The internet means unlimited copying. What we make of it depends on us

Comment to is the web too good for us on a BBC blog:

But the web was not really free in the beginning. While its structure was open for everyone and websites bloomed and blossomed by copying code and design from others, the content of sites stayed closed by copyright.

There were many thoughts of freedom in the original web, but the structure gave more freedom than the law, and the easy copying inside the new medium still didn't reach the slow legal body of our offline communities.

Online, though, laws were first ignored, then bent and finally used to create new rules within the laws themselves.

Thus came free software a quarter of a century ago, even before the web spread its basic property of cheap infinite copying into the mainstream society, when coders realized that the traditional copyright didn't fit their way of cooperating and curtailed their creative work. Free Software spread and became the base and foundation of todays internet infrastructure, with Apache webservers on GNU/Linux computers serving its content - unbeknown to most of its users.

And from the same spring came creative commons, about 20 years later, used by artists who realize that the traditional rules do more harm than good to them.

The new digital world began before the internet was started by making the copy an integral part of even looking at data, but it grew with the internet which pushed the effects of this new technology right into the face of our societies. And so the digital world which currently finds its most well known expression in the internet is an ownership breaker by design, and many battles were fought over this most beloved and most hated feature.

You can no longer control what people do with things you put into the internet, as long as you allow them to see them. Once they saw them, if even for a moment, they could have a copy. You can only use social rules to keep them from passing on their copies, or take over their computers.

Even while I write this comment, I don't do it on your website. I write it in a local copy of your website which is stored by my browser, and I could go on writing it long after your website disappeared, as long as my computer kept the copy.

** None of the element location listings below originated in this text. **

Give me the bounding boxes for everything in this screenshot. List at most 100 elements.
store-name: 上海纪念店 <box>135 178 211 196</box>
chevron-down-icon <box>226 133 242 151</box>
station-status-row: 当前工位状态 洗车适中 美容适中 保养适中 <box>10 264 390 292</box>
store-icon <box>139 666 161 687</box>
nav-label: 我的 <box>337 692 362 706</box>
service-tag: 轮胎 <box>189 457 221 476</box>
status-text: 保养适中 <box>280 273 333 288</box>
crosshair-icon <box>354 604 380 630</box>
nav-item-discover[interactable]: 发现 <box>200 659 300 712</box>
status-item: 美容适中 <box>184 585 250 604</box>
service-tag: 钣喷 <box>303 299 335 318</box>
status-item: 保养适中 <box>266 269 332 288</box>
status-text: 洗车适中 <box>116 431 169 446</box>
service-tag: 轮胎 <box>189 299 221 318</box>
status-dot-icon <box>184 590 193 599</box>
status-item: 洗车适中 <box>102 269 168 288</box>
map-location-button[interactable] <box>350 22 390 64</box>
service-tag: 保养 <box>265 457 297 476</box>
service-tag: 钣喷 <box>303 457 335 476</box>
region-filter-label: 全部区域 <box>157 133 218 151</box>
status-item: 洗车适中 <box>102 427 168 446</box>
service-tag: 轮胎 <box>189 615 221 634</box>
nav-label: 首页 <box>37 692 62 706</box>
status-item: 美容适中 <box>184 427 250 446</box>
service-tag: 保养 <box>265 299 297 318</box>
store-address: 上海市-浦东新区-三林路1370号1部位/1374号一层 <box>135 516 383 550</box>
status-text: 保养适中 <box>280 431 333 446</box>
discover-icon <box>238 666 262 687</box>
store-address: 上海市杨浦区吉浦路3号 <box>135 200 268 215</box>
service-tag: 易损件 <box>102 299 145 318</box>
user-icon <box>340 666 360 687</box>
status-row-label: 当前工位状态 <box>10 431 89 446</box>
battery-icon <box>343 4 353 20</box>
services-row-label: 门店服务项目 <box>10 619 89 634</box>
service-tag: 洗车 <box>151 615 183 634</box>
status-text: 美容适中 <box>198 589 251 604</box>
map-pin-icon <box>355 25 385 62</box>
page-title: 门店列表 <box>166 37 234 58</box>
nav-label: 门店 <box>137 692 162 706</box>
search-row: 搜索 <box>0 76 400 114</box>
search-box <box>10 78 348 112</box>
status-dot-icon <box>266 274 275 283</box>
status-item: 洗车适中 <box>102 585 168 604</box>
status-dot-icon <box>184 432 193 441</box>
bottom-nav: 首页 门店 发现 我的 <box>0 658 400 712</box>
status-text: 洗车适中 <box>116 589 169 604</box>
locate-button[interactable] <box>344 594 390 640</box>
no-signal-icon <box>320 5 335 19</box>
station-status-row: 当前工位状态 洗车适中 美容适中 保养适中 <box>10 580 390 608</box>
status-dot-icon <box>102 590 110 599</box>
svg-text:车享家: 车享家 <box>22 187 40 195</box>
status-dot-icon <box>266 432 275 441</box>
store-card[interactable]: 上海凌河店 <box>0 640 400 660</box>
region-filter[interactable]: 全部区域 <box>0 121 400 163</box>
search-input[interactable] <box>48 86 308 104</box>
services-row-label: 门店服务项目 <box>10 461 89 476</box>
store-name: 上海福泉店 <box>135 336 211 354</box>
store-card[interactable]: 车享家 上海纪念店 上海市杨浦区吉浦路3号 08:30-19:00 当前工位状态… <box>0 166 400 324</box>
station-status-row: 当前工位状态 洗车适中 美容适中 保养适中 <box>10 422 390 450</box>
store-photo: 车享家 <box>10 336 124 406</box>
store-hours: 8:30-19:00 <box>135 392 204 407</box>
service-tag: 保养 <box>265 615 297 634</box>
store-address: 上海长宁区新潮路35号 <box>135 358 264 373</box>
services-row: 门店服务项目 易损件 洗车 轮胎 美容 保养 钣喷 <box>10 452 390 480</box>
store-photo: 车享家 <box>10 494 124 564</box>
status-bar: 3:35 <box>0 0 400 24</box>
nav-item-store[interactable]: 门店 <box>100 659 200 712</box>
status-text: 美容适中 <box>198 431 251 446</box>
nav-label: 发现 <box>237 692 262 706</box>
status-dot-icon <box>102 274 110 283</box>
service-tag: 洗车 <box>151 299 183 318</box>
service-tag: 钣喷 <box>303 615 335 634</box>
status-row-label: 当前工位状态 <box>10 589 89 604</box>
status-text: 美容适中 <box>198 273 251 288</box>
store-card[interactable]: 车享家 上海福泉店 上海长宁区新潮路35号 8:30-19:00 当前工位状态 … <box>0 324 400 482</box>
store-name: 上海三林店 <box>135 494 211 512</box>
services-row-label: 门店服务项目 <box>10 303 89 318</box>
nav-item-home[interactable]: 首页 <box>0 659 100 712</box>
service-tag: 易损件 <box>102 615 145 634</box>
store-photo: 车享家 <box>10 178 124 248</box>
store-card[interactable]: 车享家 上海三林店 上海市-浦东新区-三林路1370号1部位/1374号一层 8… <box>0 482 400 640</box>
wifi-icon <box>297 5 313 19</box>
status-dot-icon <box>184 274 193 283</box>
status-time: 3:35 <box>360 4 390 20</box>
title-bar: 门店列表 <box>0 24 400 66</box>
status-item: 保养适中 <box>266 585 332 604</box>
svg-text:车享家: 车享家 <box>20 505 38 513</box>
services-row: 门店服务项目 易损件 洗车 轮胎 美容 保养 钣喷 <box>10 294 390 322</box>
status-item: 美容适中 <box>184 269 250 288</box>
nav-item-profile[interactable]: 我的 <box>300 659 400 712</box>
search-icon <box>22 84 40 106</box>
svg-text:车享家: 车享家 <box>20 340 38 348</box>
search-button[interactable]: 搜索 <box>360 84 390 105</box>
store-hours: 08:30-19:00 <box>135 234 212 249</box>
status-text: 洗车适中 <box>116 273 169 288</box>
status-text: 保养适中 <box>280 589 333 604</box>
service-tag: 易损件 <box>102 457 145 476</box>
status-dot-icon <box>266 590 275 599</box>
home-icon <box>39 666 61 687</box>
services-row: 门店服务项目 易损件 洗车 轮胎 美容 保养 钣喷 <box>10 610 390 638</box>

The only way around this is to go back to the analog age, where showing doesn't equal handing out a copy, or to allow some entity complete control over our computers to enforce certain rules - and over our lives which more and more move towards the digital space.

To come back to the question: The web is not too good for us. It provides more openness than many people want to provide, and far more than the law offers, but this openness gave rise to movements which shaped the openness into freedom by establishing the rule that whatever is freed must never be shackled again. They took the single inherent freedom of copying and added the freedoms of changing and using. From that source came free software which drives the internet and the Wikipedia which provides the worlds largest publicly accessible knowledge base. Creative Commons walks a similar path by always allowing the copying of the creative works, but it allows for much more control by the creator.

The internet removes the restriction on copying which is inherent in our analog world. Our societies and legal systems, though, will take time to adapt. If we're lucky they'll accept the internet as freedom and adapt as free software and the wikipedia did. If we're unlucky they'll try to limit the openness, either through technology or through laws. They could turn that openness from an openness for people into an openness of people, because copying doesn't only go one direction. They can just as well copy a record of every move me make and use this to create an almost perfect surveillance system with all its implications on freedom.

And they wouldn't necessarily need to establish rules based on punishment which we currently have as laws. They could just as well use digital shackles, which not just disallow some action, but make it impossible. The rules could be like a car which makes it impossible for me to drive faster than the law allows while my child bleeds to dead on the backseat.

So the web is neither good or bad. It's simply a world which operates on slighly different rules than the physical world, and we're still in the process of learning the implications, promises and dangers of that tiny change of rules.